There are some abstractions that I can implement that address some of these above issues. One is ensuring a clear separation between the request layer (the type of transformation to apply), and the data layer (the actual moving of data from one location to another). This is done by leveraging Apache Spark, and the use of its lazily evaluated dataframes and its ability to spill to disk upon memory overload. It's not perfect -- a lot of issues occur with JVM configuration management -- but it's alot better than mixing requests and data together in a Python-native tool.

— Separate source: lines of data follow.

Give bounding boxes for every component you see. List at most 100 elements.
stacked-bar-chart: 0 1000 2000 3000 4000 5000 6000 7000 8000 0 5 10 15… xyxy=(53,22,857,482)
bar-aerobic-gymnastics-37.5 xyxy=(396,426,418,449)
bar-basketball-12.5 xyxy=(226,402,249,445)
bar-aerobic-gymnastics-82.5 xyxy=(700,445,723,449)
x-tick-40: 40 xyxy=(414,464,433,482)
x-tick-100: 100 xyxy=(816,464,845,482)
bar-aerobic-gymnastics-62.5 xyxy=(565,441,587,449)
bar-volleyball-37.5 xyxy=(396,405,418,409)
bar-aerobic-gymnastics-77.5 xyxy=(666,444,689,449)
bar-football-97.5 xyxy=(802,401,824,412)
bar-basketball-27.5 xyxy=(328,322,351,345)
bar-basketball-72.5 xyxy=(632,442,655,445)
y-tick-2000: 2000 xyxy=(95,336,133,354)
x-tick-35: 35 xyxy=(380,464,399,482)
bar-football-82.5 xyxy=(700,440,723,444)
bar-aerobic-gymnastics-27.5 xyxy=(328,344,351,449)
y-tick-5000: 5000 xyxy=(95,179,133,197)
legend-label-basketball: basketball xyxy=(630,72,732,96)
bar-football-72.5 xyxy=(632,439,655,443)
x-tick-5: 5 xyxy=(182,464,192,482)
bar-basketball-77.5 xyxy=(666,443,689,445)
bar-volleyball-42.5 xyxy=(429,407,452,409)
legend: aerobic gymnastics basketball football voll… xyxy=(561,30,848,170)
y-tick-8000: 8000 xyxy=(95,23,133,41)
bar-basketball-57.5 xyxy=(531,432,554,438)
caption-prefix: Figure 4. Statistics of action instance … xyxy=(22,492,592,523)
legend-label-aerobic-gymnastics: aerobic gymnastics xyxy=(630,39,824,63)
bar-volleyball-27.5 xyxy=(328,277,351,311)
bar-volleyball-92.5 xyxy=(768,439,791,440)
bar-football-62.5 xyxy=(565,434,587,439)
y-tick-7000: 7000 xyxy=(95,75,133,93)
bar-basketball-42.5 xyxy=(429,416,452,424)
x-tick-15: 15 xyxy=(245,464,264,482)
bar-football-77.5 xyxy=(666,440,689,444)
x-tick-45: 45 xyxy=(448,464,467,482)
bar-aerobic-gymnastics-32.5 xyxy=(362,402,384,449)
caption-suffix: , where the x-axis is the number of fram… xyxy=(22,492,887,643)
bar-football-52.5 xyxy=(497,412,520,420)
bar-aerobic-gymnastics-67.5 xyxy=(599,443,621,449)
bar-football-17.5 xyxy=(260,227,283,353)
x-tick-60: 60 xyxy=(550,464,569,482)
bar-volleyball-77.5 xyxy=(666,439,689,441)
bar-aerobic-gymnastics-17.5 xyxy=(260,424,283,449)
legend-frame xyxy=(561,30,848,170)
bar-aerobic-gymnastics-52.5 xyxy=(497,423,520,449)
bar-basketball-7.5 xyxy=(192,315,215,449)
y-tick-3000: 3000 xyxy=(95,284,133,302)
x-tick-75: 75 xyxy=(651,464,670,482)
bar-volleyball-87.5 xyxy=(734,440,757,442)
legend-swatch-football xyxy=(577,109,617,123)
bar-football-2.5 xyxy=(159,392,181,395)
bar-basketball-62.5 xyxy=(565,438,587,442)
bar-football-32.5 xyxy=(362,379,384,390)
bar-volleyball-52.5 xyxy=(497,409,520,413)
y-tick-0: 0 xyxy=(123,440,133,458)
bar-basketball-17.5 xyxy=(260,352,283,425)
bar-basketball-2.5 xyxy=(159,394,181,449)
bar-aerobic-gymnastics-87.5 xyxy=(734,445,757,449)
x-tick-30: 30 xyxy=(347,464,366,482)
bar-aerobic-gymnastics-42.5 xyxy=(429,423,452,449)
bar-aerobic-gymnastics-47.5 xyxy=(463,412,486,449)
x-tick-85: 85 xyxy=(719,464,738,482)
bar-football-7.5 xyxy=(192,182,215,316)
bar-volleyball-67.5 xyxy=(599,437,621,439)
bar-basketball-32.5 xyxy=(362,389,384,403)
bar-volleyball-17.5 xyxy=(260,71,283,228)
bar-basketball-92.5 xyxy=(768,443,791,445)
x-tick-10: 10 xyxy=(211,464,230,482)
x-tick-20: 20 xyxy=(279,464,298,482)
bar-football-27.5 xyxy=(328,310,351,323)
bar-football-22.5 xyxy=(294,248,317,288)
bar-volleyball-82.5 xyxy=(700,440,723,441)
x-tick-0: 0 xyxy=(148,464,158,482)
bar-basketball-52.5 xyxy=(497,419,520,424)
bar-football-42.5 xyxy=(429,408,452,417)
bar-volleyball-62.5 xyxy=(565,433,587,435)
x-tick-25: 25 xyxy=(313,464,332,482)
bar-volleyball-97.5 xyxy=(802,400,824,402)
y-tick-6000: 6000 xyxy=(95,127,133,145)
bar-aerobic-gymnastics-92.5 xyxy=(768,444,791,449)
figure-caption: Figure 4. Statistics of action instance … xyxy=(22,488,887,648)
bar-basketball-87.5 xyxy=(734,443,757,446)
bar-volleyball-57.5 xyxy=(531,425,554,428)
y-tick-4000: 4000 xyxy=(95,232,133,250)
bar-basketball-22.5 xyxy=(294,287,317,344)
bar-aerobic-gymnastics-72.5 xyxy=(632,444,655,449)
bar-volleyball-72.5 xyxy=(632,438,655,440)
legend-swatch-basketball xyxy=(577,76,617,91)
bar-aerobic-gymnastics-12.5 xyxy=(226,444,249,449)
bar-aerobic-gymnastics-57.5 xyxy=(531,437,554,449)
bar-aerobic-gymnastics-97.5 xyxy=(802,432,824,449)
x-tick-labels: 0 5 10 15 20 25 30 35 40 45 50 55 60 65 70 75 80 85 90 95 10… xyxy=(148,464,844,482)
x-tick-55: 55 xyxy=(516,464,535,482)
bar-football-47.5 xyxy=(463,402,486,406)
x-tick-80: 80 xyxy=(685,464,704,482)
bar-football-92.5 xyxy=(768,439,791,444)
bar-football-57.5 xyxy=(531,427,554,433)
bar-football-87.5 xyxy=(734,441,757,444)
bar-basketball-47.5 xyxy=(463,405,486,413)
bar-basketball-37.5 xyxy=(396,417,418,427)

Any other abstractions, such as defining a set of immutable, transactional
pipelines from the client up, or using a configuration file with strictly
defined schemas instead of a feature flag, might be implemented as shims on the
grandfathered legacy functions. It's still possible to use odo
in this sense,
and would get around the problem of having the perfect be the enemy of the good.
But it would take a good amount of additional work to implement, validate, and
sell.
If you are starting off on a new project, definitely think about how dimensional your problem model is, and whether your product's dimensionality matches that of the problem. It may save you a lot of time and energy down the line.